И вышел во двор с белым круглым колодцем. Постоял, не вытерпел и подался к круче. Так было тихо у моря и вдали над крышами хаток, на Лысой горе, что явилось желание покричать и позвать кого-то. Да не кого-то, а ее. Он и позвал, про себя. «Я счастлив», — подумал он, вернее, ничего он не думал, а все со всех сторон внушало ему это. Сзади грустным напоминанием о тысячелетней жизни чернела раскопанная археологами яма. Перед глазами желтые точки Керчи. Он поднял голову и отыскал Большую Медведицу. Под ней много чего наговорили они когда-то с Дмитрием. И вот стукнуло только что тридцать лет.
«Я так тебя люблю. Пусть я тебя выдумал. Пусть все будет не то и не так, если мы встретимся. Когда мы встретимся? Не знаю. Знаю, что любовь в душе моей. Любовь издалека, вот так, как сейчас, сильнее, может, чище и глубже. Ты как южный снег: спустилась на землю, порадовала и растаяла. Когда-нибудь я тебя найду. То есть скоро. Мне виден Крым, я все еще кружу поблизости, на юге, где мы были и где (если бы!) могли бы стоять вместе и сейчас. Зачем я тебя отпустил? Никого не помню, мир перевернулся, и что станет со мною — мне неинтересно. Ты привезла мне счастье, и спасибо тебе… Неужели я пропал? — подумал Егор и потер виски. — Люблю ее».
Глава третья
С ДРУГОМ
«А я действительно пропадаю! — думал Егор в городке, разгуливая у реки в течение сорока минут, которые по чьей-то глупости отводились на стоянку автобуса. — Но от другого.

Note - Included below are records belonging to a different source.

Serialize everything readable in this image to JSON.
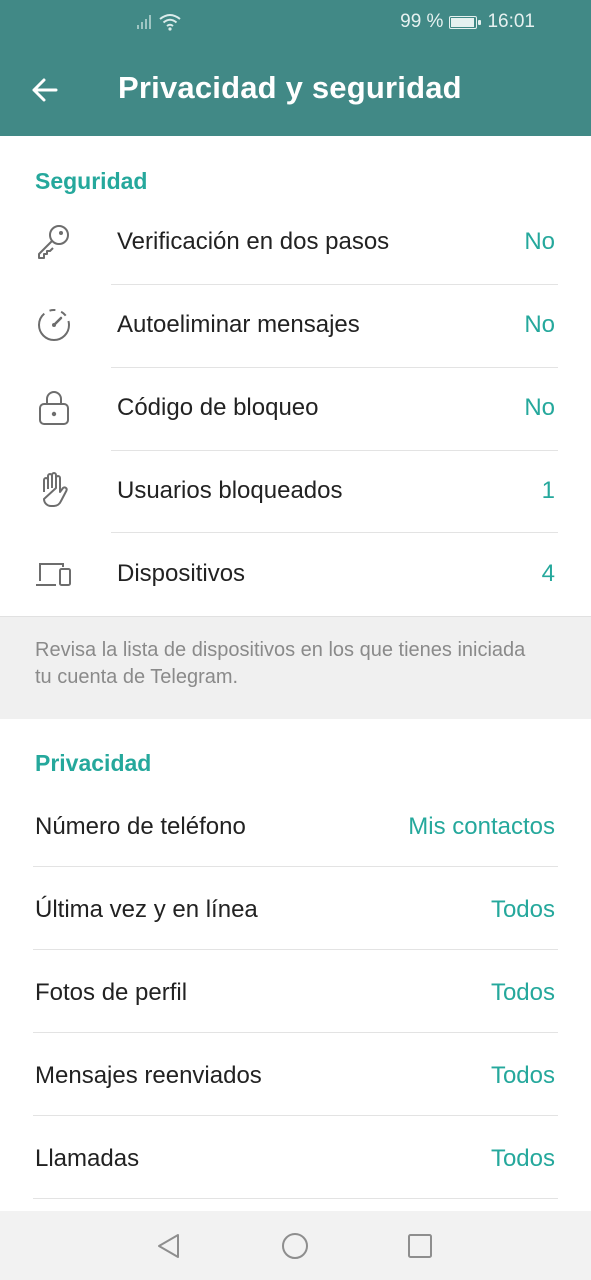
{
  "status_bar": {
    "battery_text": "99 %",
    "battery_level": 0.99,
    "time": "16:01",
    "icons": [
      "signal-icon",
      "wifi-icon",
      "battery-icon"
    ]
  },
  "app_bar": {
    "title": "Privacidad y seguridad",
    "background": "#418986",
    "back_icon": "back-arrow-icon"
  },
  "security": {
    "header": "Seguridad",
    "items": [
      {
        "label": "Verificación en dos pasos",
        "value": "No",
        "icon": "key-icon"
      },
      {
        "label": "Autoeliminar mensajes",
        "value": "No",
        "icon": "timer-icon"
      },
      {
        "label": "Código de bloqueo",
        "value": "No",
        "icon": "lock-icon"
      },
      {
        "label": "Usuarios bloqueados",
        "value": "1",
        "icon": "hand-icon"
      },
      {
        "label": "Dispositivos",
        "value": "4",
        "icon": "devices-icon"
      }
    ]
  },
  "devices_info": "Revisa la lista de dispositivos en los que tienes iniciada tu cuenta de Telegram.",
  "privacy": {
    "header": "Privacidad",
    "items": [
      {
        "label": "Número de teléfono",
        "value": "Mis contactos"
      },
      {
        "label": "Última vez y en línea",
        "value": "Todos"
      },
      {
        "label": "Fotos de perfil",
        "value": "Todos"
      },
      {
        "label": "Mensajes reenviados",
        "value": "Todos"
      },
      {
        "label": "Llamadas",
        "value": "Todos"
      }
    ]
  },
  "colors": {
    "accent": "#25a89c",
    "header": "#418986",
    "text": "#222222",
    "secondary_text": "#8a8a8a"
  },
  "nav_bar": {
    "icons": [
      "nav-back-icon",
      "nav-home-icon",
      "nav-recents-icon"
    ]
  }
}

Она нашла меня в несчастливую пору».
С чего-то вспомнился последний банкет в честь просмотра фильма, в котором он сыграл роль князя, единственную приятную роль за все пять лет. То время, что Егор тратился на посредственных режиссеров, мучаясь, но не жалея себя по-настоящему, фильм, казалось, был забыт навсегда. Егор всюду возил с собой вырезку из газеты «Юманите», с ехидной надписью Дмитрия, который и прислал ему, — сам Егор газет не покупал. Еще три года назад фильм с бешеным успехом шел в Париже. На рекламном рисунке, изображавшем монаха и поодаль князя на белой лошади, приводились слова французской прессы (например: «величие силы этой чудесной фрески…», «неизвестный фильм потряс фестиваль…»). Помнится, это щипало сердце. Егор, ранее говоривший, что заслуги его в этом фильме самые мизерные и отдаленные, что весь груз вытянул и пронес на себе режиссер Ямщиков и все мучения за судьбу ленты обрушились на него, теперь вздумал гордиться и с легкостью, позабыв свои самостоятельные суждения, занес себя в списки страдальцев за святое искусство. Он защищал фильм на каждом шагу, и по мере того как расширялась его демонстрация, чаще хотелось кричать и хвалиться своей работой. И сами съемки в Изборске воскресли перед глазами дивной стародавней картиной невозвратного начала жизни в кино! Месяца два Егор ликовал. А банкет устроился как будто и не ради фильма, — «изборцы» (так группа себя окрестила) тосковали по встрече «всех вместе» давно, и на их счастье подвернулась причина. Сам режиссер Ямщиков собрал только группу, да вызвали женщины с его согласия из Пскова Свербеева. В сопровождении художницы, костюмерши и второй помощницы режиссера Егор встречал его на вокзале. Москву как раз оцепил дикий мороз. Свербеев приехал в назначенный день.